A dynamic thermal ATR-FTIR/chemometric approach to the analysis of polymorphic interconversions. Cimetidine as a model drug

Abstract

Crystal polymorphism of active ingredients is relevant to the pharmaceutical industry, since polymorphic changes taking place during manufacture or storage of pharmaceutical formulations can affect critical properties of the products. Cimetidine (CIM) has several relevant solid state forms, including four polymorphs (A, B, C and D), an amorphous form (AM) and a monohydrate (M1). Dehydration of M1 has been reported to yield mixtures of polymorphs A, B and C or just a single form. Standards of the solid forms of CIM were prepared and unequivocally characterized by FTIR spectroscopy, digital microscopy, differential scanning calorimetry and solid state 13C NMR spectroscopy. Multivariate curve resolution with alternating least squares (MCR-ALS) was coupled to variable temperature attenuated total reflectance Fourier transform infrared spectroscopy (ATR-FTIR) to dynamically characterize the behavior of form M1 of CIM over a temperature range from ambient to 160 °C, without sample pretreatment.
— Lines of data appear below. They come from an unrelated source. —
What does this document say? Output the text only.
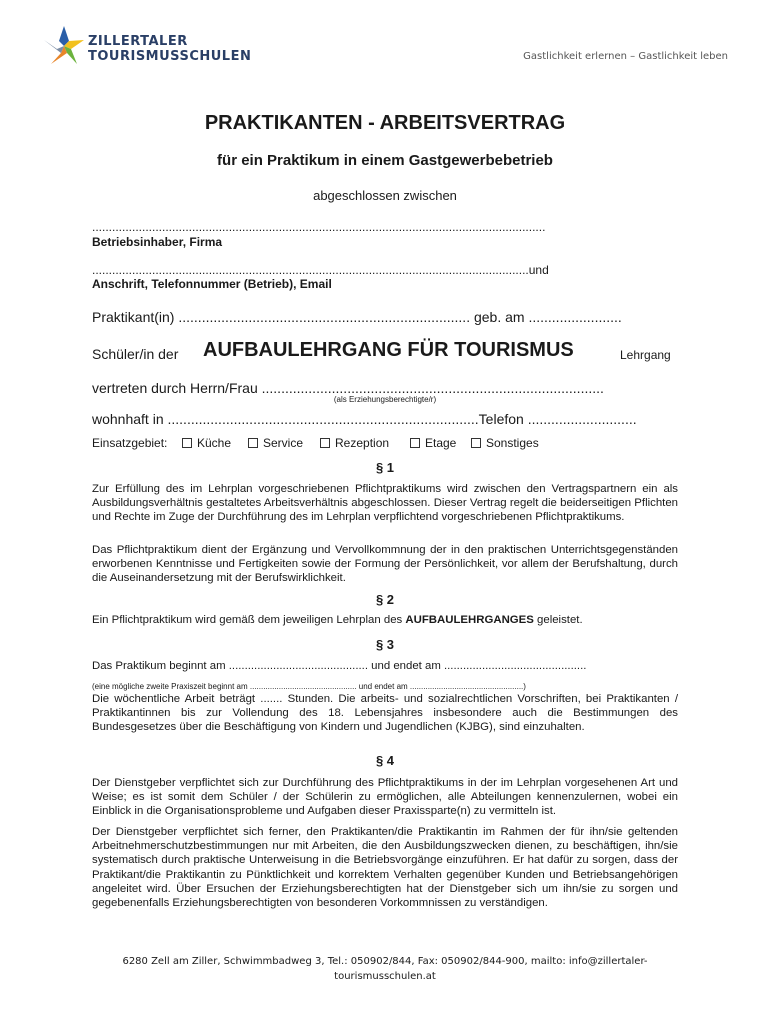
ZILLERTALER
TOURISMUSSCHULEN	Gastlichkeit erlernen – Gastlichkeit leben
PRAKTIKANTEN - ARBEITSVERTRAG
für ein Praktikum in einem Gastgewerbebetrieb
abgeschlossen zwischen
........................................................................................................................................
Betriebsinhaber, Firma
...................................................................................................................................und
Anschrift, Telefonnummer (Betrieb), Email
Praktikant(in) ........................................................................... geb. am ........................
Schüler/in der AUFBAULEHRGANG FÜR TOURISMUS	Lehrgang
vertreten durch Herrn/Frau ........................................................................................
(als Erziehungsberechtigte/r)
wohnhaft in ................................................................................Telefon ............................
Einsatzgebiet:	Küche	Service	Rezeption	Etage	Sonstiges
§ 1
Zur Erfüllung des im Lehrplan vorgeschriebenen Pflichtpraktikums wird zwischen den Vertragspartnern ein als Ausbildungsverhältnis gestaltetes Arbeitsverhältnis abgeschlossen. Dieser Vertrag regelt die beiderseitigen Pflichten und Rechte im Zuge der Durchführung des im Lehrplan verpflichtend vorgeschriebenen Pflichtpraktikums.
Das Pflichtpraktikum dient der Ergänzung und Vervollkommnung der in den praktischen Unterrichtsgegenständen erworbenen Kenntnisse und Fertigkeiten sowie der Formung der Persönlichkeit, vor allem der Berufshaltung, durch die Auseinandersetzung mit der Berufswirklichkeit.
§ 2
Ein Pflichtpraktikum wird gemäß dem jeweiligen Lehrplan des AUFBAULEHRGANGES geleistet.
§ 3
Das Praktikum beginnt am ............................................ und endet am .............................................
(eine mögliche zweite Praxiszeit beginnt am ................................................ und endet am ...................................................)
Die wöchentliche Arbeit beträgt ....... Stunden. Die arbeits- und sozialrechtlichen Vorschriften, bei Praktikanten / Praktikantinnen bis zur Vollendung des 18. Lebensjahres insbesondere auch die Bestimmungen des Bundesgesetzes über die Beschäftigung von Kindern und Jugendlichen (KJBG), sind einzuhalten.
§ 4
Der Dienstgeber verpflichtet sich zur Durchführung des Pflichtpraktikums in der im Lehrplan vorgesehenen Art und Weise; es ist somit dem Schüler / der Schülerin zu ermöglichen, alle Abteilungen kennenzulernen, wobei ein Einblick in die Organisationsprobleme und Aufgaben dieser Praxissparte(n) zu vermitteln ist.
Der Dienstgeber verpflichtet sich ferner, den Praktikanten/die Praktikantin im Rahmen der für ihn/sie geltenden Arbeitnehmerschutzbestimmungen nur mit Arbeiten, die den Ausbildungszwecken dienen, zu beschäftigen, ihn/sie systematisch durch praktische Unterweisung in die Betriebsvorgänge einzuführen. Er hat dafür zu sorgen, dass der Praktikant/die Praktikantin zu Pünktlichkeit und korrektem Verhalten gegenüber Kunden und Betriebsangehörigen angeleitet wird. Über Ersuchen der Erziehungsberechtigten hat der Dienstgeber sich um ihn/sie zu sorgen und gegebenenfalls Erziehungsberechtigten von besonderen Vorkommnissen zu verständigen.
6280 Zell am Ziller, Schwimmbadweg 3, Tel.: 050902/844, Fax: 050902/844-900, mailto: info@zillertaler-
tourismusschulen.at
MCR-ALS analysis of ATR-FTIR spectra obtained from the tested solid under variable temperature conditions unveiled the pure spectra of the species involved in the polymorphic transitions. This allowed the simultaneous observation of thermochemical and thermophysical events associated to the changes involved in the solid forms, enabling their unequivocal identification and improving the understanding of their thermal behavior. It was demonstrated that under the experimental conditions, dehydration of M1 initially results in the formation of polymorph B; after melting and upon cooling, the latter yields an amorphous solid (AM). It was concluded that the ATR-FTIR/MCR association is a promising and useful technique for monitoring solid-state phase transformations.